Startling Discoveries

One of the advantages of mountain biking over road biking is that it brings you closer to nature. Road biking does sort of do this, except most of the nature is squished. And a squished creature is not nearly as exciting as a live one, unless you enjoy roadkill cuisine or taxidermy.

Yesterday evening it was glorious. You could smell the heat, taste the roasting asphalt in the air. No wind, clear skies and dusty trails. It would have been a crime not to ride.

I dragged the full-sus bike out for the first time since Spain and set off on a very well known loop - Greenham Common, down to the canal, up to Bucklebury and back home. I've ridden this so many times, especially the Greenham section. You normally see a few deer, rabbits, wild cows (well, common cows) and occasionally ponies. This ride brought me a three new discoveries.

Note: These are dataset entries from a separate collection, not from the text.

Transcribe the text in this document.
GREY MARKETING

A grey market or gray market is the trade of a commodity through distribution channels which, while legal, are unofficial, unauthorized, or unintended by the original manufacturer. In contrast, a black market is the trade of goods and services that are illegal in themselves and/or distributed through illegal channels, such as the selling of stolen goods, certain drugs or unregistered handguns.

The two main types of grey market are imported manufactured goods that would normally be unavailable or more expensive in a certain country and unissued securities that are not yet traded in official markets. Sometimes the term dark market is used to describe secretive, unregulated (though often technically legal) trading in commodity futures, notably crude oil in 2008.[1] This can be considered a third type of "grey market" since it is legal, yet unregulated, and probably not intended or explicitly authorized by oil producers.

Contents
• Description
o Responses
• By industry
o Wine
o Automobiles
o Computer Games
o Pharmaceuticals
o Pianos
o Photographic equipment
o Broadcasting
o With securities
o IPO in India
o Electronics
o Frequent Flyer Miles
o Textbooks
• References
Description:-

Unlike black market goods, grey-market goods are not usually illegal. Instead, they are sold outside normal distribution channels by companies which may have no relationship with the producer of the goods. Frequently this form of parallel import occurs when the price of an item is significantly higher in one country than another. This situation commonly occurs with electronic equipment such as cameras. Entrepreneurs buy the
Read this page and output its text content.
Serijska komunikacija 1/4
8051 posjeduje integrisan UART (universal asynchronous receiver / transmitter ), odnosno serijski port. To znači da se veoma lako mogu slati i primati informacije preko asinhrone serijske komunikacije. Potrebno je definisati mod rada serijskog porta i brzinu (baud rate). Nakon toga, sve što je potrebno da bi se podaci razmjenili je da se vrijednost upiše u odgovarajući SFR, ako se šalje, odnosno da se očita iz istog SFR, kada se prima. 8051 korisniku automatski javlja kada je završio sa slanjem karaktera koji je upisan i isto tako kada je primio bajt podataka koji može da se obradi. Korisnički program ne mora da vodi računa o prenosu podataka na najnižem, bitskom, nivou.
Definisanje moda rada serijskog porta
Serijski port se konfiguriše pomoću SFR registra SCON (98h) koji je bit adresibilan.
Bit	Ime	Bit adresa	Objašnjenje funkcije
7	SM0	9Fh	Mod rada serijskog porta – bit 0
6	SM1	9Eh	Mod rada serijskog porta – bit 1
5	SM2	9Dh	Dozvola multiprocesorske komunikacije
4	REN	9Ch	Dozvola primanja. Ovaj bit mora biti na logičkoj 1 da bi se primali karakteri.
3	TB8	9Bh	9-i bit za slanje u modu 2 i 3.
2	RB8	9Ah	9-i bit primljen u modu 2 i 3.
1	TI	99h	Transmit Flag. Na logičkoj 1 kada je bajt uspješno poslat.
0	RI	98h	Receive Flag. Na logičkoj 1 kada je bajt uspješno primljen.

Firstly, a (presumably) female duck with a dozen tiny ducklings. This isn't that strange, but I've never seen something like this running along wooded singletrack, well away from any water. Little ducklings tend to fall over a lot when startled by a mountain bike, and they don't have the sense to run off the trail - they just tumble along it, cheeping furiously. Eventually they figured it out and I was able to pass without turning them into tiny singletrack-kill.

Next, and this was a real surprise, my first UK snake. In all my time riding, walking, being out and about in the UK I've never seen a live snake. The closest has been a couple of dead slowworms - so very slow worms. I glimpsed it out of the corner of my eye as it made a break off the trail to the undergrowth, having heard me approach. And OMG... it was about 18" long! Real inches, not man-inches. Probably a python, or maybe a cobra. I concede that a grass snake may be an option too.

My final discovery was the biggest, most active, and most entertaining. Descending a fast gravel track I noticed a runner ahead, his back to me, well to the right hand side of the car-width trail. I moved left. He started to drift left. I moved even further left to the extreme edge of track and slowed, tyres crunching noisily. He moved to the left edge of the track. By now I was only a few metres behind him. Some sixth sense must have alerted him from his iPod-zombism as he turned quickly, saw me skidding to a halt and reacted like a startled fawn. He leapt off the trail, into the verge, and danced across the adjoining field shouting profuse apologies, flapping his hands in the air. I suppressed a giggle, let go of the brakes and rolled down the hill.

Thank god the snake wasn't wearing an iPod too.